A Fine Artist, a Clown, a Large Girl with a Fuzzy Head of Hair

So now we begin to get to a place where Josh White’s story intersects with those of other people already discussed (though not Van Morrison, who will not be born for a few years yet). For instance, in 1941 he began doing a nightclub act with Lead Belly at the Village Vanguard in New York. It was a bit of an awkward pairing, at least at first; though the two were both Southern bluesmen, they were very different in style and temperament. I love how Max Gordon, the Vanguard’s owner, describes their first rehearsals:

I turned on the work-lamp, wiped a table clean, and put a bottle of rye on the table.
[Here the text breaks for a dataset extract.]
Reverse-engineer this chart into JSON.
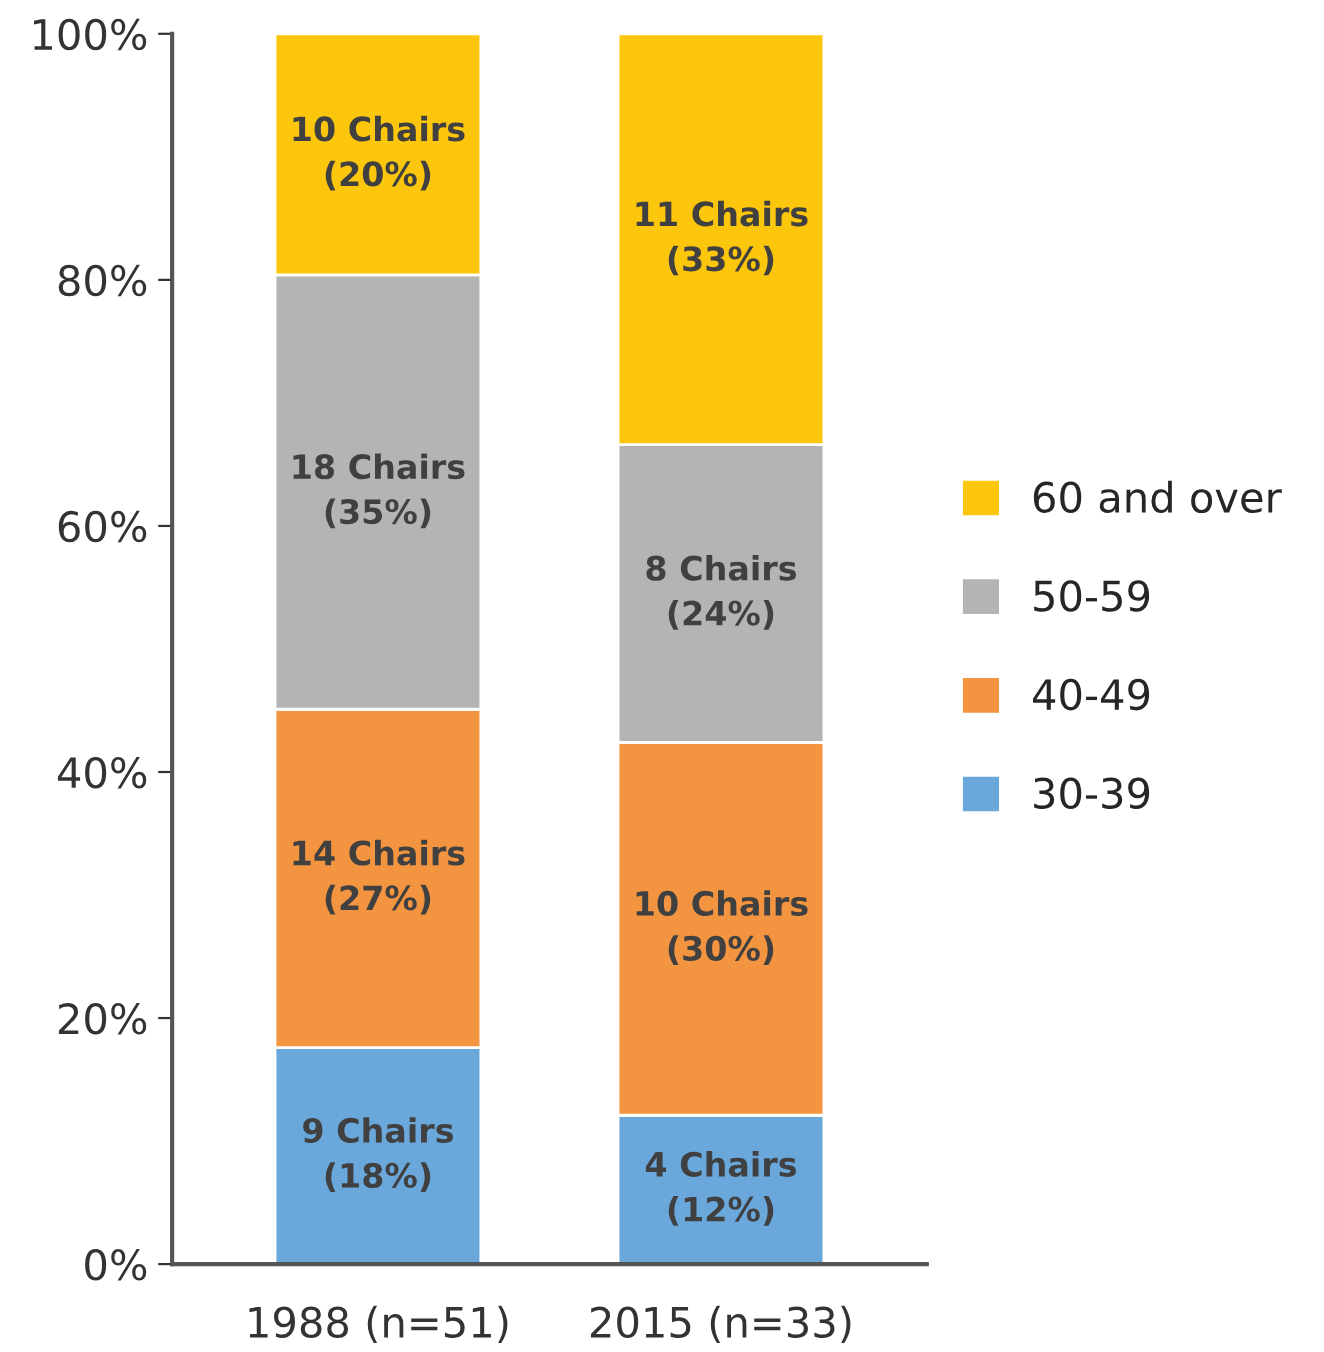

I hung around, watching and listening, saying nothing. Not until they finished the bottle did they say anything to me. So I put another bottle on the table. This went on for a week. And one day, twenty bottles later, Nick [Ray, who had suggested putting the duo together] said he thought they were ready.

Later, Gordon was quoted as saying “The greatest conversations ever heard at the Vanguard was the carving out of the guitars between Lead Belly and Josh White.” The combination of Belly’s thunderous 12-string and deep, husky voice with White’s delicate fretwork and silky baritone must have really been something; sadly no audio or video seem to exist.1 They did later make some studio recordings together, which maybe gives a little bit of the flavor:

But they were never entirely simpatico. White is quoted in Elijah Wald’s book as saying, “He was a fine artist. But Leadbelly was a clown. He played up to the Uncle Tom image.”

Brownie McGhee and Sonny Terry also turned up in New York around this time. They had been playing in Washington, D.C. where, according to McGhee, people told them to come to New York because “they didn’t have any blues singers up there; that Josh White was the only one, and he’d gone white.”